Geschrieben am 1. Juni 2022 von für Crimemag, CrimeMag Juni 2022

Jeannine Fiedler: „Poor Dogs“ von Ute Cohen

Das Leiden als Kategorialanalyse von Weiblichkeit

Von Emile Zolas Geld (1891) zu Michel Houellebecqs Unterwerfung (2015) – kaum schmaler ist die literarische Bandbreite, die Ute Cohen in ihrem Roman Poor Dogs absteckt. Doch während Zolas 20-bändiger Zyklus um die Großfamilie der Rougon-Macquarts (Die Natur- und Sozialgeschichte einer Familie im 2. Kaiserreich [1852-70]) heute kaum noch bekannt ist, geschweige denn gelesen wird, tobt ein Houellebecq mit jedem neuen Roman als irrlichternder Poltergeist durch die kulturelle Asservatenkammer seiner Heimat. Kein Sanktuarium von douce France bleibt unbefleckt. Wie Gustave Courbets üppige Nackte (Gemälde L’Origine du monde, 1866) öffnet die Grande Nation weit ihre Schenkel, Houellebecq ihre tiefsten Geheimnisse zu offenbaren. Genüsslich seziert dieser sie mit literarischem Skalpell.
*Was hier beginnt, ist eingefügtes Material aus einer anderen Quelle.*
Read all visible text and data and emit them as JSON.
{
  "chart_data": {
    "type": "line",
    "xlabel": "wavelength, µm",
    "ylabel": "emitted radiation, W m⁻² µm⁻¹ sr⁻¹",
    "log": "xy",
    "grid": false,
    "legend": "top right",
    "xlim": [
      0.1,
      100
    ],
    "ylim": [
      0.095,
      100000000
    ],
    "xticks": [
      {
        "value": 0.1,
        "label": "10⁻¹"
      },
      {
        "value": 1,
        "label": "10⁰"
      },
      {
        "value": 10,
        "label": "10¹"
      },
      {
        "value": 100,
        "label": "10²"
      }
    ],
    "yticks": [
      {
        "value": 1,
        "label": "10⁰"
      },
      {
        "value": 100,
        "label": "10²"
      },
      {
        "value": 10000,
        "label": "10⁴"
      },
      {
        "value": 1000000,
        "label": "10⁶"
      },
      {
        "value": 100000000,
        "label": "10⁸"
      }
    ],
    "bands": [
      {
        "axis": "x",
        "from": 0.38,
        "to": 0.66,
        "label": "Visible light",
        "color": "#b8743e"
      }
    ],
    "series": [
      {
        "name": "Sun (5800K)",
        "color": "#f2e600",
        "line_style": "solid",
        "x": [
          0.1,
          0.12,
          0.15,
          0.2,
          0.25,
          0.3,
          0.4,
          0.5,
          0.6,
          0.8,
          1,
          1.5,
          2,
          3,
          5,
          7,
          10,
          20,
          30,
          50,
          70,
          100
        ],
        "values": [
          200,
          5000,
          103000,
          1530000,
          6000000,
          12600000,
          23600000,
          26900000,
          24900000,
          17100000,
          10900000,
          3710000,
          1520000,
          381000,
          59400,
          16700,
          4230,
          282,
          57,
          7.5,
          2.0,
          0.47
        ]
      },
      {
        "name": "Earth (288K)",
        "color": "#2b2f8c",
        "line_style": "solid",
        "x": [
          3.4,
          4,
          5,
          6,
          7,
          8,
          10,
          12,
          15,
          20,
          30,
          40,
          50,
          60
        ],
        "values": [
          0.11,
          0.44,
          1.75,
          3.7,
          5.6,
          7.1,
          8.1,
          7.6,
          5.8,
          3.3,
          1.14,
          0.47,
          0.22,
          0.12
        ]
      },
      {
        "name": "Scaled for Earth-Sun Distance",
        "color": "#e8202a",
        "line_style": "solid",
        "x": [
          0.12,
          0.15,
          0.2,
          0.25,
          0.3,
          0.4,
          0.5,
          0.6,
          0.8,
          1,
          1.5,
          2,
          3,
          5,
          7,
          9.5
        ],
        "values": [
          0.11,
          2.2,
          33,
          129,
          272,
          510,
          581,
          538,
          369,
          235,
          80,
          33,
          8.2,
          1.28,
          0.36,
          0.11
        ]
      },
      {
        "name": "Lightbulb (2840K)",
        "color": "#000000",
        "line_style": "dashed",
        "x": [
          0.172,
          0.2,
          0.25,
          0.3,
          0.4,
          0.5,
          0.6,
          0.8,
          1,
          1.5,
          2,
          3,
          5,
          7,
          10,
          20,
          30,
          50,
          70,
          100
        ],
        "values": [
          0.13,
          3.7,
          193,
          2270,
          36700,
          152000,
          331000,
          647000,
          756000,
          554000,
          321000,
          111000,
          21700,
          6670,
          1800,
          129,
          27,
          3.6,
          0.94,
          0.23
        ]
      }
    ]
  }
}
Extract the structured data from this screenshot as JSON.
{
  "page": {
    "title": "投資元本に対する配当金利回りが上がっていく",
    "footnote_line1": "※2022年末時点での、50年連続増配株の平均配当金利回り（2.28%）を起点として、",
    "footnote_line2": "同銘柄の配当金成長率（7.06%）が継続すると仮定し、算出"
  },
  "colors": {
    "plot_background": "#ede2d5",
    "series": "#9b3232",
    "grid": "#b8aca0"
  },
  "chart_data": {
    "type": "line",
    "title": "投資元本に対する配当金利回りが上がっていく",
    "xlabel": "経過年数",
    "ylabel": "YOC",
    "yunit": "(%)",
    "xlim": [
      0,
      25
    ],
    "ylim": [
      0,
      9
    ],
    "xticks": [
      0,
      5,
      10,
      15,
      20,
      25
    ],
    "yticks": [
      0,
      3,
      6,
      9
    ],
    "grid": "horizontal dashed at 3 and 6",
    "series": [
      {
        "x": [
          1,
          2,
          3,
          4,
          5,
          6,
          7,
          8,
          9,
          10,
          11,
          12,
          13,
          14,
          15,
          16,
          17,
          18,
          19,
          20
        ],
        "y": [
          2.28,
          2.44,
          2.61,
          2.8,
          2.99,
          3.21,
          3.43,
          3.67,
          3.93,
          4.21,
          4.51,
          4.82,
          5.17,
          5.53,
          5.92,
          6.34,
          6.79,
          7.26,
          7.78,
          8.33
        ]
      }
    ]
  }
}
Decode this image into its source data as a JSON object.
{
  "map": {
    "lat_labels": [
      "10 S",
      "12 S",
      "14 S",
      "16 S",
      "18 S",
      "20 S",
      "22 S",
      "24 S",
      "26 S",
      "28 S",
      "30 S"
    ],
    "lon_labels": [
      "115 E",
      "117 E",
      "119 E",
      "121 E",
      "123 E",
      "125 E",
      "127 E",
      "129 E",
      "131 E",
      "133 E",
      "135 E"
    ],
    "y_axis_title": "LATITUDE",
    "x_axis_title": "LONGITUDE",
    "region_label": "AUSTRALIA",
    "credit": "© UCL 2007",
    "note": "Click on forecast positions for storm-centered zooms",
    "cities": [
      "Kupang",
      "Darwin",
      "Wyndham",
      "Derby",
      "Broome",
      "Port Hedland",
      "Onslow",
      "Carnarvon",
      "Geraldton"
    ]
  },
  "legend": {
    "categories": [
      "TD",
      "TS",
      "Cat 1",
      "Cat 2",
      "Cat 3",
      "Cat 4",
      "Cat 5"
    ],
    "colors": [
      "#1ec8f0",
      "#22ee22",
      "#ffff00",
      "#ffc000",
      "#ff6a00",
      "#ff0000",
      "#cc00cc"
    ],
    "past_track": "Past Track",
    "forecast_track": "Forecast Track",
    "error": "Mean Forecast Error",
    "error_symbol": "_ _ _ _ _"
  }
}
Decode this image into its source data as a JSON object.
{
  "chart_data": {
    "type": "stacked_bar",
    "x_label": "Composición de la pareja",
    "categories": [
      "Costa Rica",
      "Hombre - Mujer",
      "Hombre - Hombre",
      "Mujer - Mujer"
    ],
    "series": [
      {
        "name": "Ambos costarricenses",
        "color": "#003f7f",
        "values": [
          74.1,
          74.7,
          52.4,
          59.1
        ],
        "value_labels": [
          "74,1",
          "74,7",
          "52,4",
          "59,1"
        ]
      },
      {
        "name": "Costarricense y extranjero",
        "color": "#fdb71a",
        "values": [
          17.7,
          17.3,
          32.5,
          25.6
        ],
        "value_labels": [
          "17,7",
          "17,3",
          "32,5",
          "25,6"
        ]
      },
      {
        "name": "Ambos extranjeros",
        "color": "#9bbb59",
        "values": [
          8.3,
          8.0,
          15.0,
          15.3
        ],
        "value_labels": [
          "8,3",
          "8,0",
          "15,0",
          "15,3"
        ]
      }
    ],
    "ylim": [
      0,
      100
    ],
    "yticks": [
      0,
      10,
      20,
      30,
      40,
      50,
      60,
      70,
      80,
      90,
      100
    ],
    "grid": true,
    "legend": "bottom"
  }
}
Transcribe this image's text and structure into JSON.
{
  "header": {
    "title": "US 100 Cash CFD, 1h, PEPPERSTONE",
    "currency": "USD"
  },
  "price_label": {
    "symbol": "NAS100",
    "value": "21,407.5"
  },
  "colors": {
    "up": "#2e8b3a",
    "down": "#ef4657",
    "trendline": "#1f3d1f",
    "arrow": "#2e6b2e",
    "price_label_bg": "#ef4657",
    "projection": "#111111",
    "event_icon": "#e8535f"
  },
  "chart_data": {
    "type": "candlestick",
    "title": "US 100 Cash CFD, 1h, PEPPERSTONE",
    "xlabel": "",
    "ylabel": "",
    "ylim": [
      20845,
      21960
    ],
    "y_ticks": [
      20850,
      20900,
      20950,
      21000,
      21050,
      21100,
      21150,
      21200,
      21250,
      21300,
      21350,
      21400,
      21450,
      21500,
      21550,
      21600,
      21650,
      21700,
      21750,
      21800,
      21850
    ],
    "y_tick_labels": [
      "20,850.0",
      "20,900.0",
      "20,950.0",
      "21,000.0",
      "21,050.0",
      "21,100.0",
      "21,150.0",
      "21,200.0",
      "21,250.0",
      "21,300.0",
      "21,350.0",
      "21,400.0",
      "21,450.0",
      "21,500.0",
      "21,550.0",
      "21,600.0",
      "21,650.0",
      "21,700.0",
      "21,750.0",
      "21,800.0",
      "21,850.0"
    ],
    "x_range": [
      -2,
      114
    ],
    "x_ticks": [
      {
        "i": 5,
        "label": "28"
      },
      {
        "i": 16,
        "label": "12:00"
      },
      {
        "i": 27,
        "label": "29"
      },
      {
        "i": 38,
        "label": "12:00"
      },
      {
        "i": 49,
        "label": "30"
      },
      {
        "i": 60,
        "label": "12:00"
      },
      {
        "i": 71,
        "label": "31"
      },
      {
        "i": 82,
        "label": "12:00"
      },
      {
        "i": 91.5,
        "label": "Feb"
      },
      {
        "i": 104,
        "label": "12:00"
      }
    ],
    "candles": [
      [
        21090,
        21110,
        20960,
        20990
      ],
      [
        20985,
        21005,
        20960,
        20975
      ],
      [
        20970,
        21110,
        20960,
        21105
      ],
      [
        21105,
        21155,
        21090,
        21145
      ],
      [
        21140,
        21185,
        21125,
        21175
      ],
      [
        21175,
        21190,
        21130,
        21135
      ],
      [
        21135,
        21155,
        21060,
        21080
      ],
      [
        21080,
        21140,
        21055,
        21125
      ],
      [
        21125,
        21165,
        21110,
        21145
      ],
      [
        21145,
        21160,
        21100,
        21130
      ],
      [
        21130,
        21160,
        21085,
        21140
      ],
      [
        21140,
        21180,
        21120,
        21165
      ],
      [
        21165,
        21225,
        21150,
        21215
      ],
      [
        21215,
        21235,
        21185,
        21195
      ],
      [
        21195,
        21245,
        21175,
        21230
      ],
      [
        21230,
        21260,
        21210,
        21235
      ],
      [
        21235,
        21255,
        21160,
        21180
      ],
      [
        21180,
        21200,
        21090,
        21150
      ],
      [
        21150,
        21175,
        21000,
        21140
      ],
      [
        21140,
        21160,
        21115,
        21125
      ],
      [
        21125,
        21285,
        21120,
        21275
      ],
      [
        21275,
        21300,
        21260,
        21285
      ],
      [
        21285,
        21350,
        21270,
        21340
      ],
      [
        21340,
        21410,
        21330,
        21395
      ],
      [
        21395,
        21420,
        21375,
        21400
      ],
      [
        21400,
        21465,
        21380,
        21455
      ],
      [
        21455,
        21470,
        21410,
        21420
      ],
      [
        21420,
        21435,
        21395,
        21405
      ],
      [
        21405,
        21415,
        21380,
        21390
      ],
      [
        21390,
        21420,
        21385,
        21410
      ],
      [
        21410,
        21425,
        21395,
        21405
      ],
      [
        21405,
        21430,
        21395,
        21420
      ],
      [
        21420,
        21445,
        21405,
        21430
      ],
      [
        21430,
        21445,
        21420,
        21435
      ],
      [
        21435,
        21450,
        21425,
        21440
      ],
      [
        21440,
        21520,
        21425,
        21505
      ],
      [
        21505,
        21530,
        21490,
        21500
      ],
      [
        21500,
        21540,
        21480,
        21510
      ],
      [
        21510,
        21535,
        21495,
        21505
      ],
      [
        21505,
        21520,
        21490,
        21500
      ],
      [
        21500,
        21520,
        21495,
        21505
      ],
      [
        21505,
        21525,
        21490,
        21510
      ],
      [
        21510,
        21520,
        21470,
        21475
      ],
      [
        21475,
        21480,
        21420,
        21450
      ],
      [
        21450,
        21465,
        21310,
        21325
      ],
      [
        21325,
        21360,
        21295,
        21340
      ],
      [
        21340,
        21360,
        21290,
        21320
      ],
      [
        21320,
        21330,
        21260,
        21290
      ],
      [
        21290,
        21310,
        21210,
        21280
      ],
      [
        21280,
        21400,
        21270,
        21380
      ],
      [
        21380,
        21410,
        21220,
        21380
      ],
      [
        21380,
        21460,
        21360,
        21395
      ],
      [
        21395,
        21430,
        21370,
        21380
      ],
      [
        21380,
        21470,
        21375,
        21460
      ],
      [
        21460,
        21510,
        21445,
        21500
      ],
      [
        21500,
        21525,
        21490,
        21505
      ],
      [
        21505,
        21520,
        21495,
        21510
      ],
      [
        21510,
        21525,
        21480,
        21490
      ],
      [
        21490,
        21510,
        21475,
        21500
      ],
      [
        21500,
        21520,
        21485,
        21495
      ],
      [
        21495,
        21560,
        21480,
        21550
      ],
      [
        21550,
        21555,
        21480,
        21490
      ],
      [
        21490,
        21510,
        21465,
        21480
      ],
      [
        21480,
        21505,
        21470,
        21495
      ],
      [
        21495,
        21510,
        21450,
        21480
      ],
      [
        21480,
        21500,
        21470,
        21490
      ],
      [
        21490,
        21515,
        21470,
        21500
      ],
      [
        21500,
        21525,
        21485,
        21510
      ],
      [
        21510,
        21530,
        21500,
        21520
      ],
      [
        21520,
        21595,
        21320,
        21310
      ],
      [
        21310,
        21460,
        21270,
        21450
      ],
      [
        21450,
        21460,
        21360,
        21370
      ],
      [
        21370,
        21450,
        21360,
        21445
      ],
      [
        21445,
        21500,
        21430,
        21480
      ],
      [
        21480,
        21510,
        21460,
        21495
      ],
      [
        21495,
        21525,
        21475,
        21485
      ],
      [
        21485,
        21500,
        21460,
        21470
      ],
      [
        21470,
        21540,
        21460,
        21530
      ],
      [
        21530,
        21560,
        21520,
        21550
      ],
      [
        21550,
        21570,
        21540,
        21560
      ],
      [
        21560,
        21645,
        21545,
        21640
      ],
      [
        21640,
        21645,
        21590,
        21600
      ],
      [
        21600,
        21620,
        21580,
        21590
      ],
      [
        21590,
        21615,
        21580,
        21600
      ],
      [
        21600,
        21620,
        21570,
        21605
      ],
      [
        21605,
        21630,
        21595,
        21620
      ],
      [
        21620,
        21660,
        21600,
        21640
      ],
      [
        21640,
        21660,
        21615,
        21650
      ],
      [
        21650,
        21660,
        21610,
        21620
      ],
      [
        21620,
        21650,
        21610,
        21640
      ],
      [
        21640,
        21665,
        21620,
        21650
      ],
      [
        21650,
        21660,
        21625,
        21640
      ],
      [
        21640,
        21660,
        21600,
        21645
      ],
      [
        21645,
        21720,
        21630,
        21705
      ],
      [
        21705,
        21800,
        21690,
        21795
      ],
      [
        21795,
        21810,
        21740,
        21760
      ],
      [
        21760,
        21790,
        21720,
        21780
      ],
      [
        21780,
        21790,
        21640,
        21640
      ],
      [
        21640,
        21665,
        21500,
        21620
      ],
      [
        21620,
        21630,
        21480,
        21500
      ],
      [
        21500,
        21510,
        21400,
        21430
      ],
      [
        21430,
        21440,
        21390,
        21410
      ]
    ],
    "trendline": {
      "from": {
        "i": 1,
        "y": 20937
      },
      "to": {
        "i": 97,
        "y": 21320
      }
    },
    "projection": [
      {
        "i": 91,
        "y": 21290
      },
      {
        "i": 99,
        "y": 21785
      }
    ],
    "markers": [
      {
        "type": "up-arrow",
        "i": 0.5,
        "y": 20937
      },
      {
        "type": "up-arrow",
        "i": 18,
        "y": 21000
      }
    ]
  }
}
Zola und Houellebecq als Pfeiler literarischer Fundamentalkritik am Kapitalismus. Dazwischen kräht der gallische Hahn seit 150 Jahren über Wucherungen und Versehrungen des kapitalistischen Gesellschaftssystems, das sich nicht nur in Frankreich zu einem moribunden Komplex aus Gier, Machtstreben, Unmoral und menschlichen Abgründen entwickelt hat. Das Karzinom in situ ist längst zu einer invasiven Krebserkrankung geworden, die sämtliche Bereiche des sozialen Miteinanders erfasst: von der kleinsten familiären Zelle über (selbst-)ausbeuterische Arbeitssituationen, Glaubensbündnisse, deren Risse eiternde Abszesse von Kindesmissbrauch und Machtgeilheit freilegen, bis hin zu den bösartigen Melanomen der international agierenden corporate syndicates. Kein Individuum ist unbelastet; schon die Kinder sind mit dem Virus eines omnipräsenten Konsumterrors infiziert und werden mitunter von Zola als boshaft-gierige Kobolde gezeichnet. Jean-Jacques Rousseaus Gemeinschaft von Lebewesen im paradiesisch-unschuldigen Urzustand ist ein Märchen aus vorrevolutionären Zeiten. 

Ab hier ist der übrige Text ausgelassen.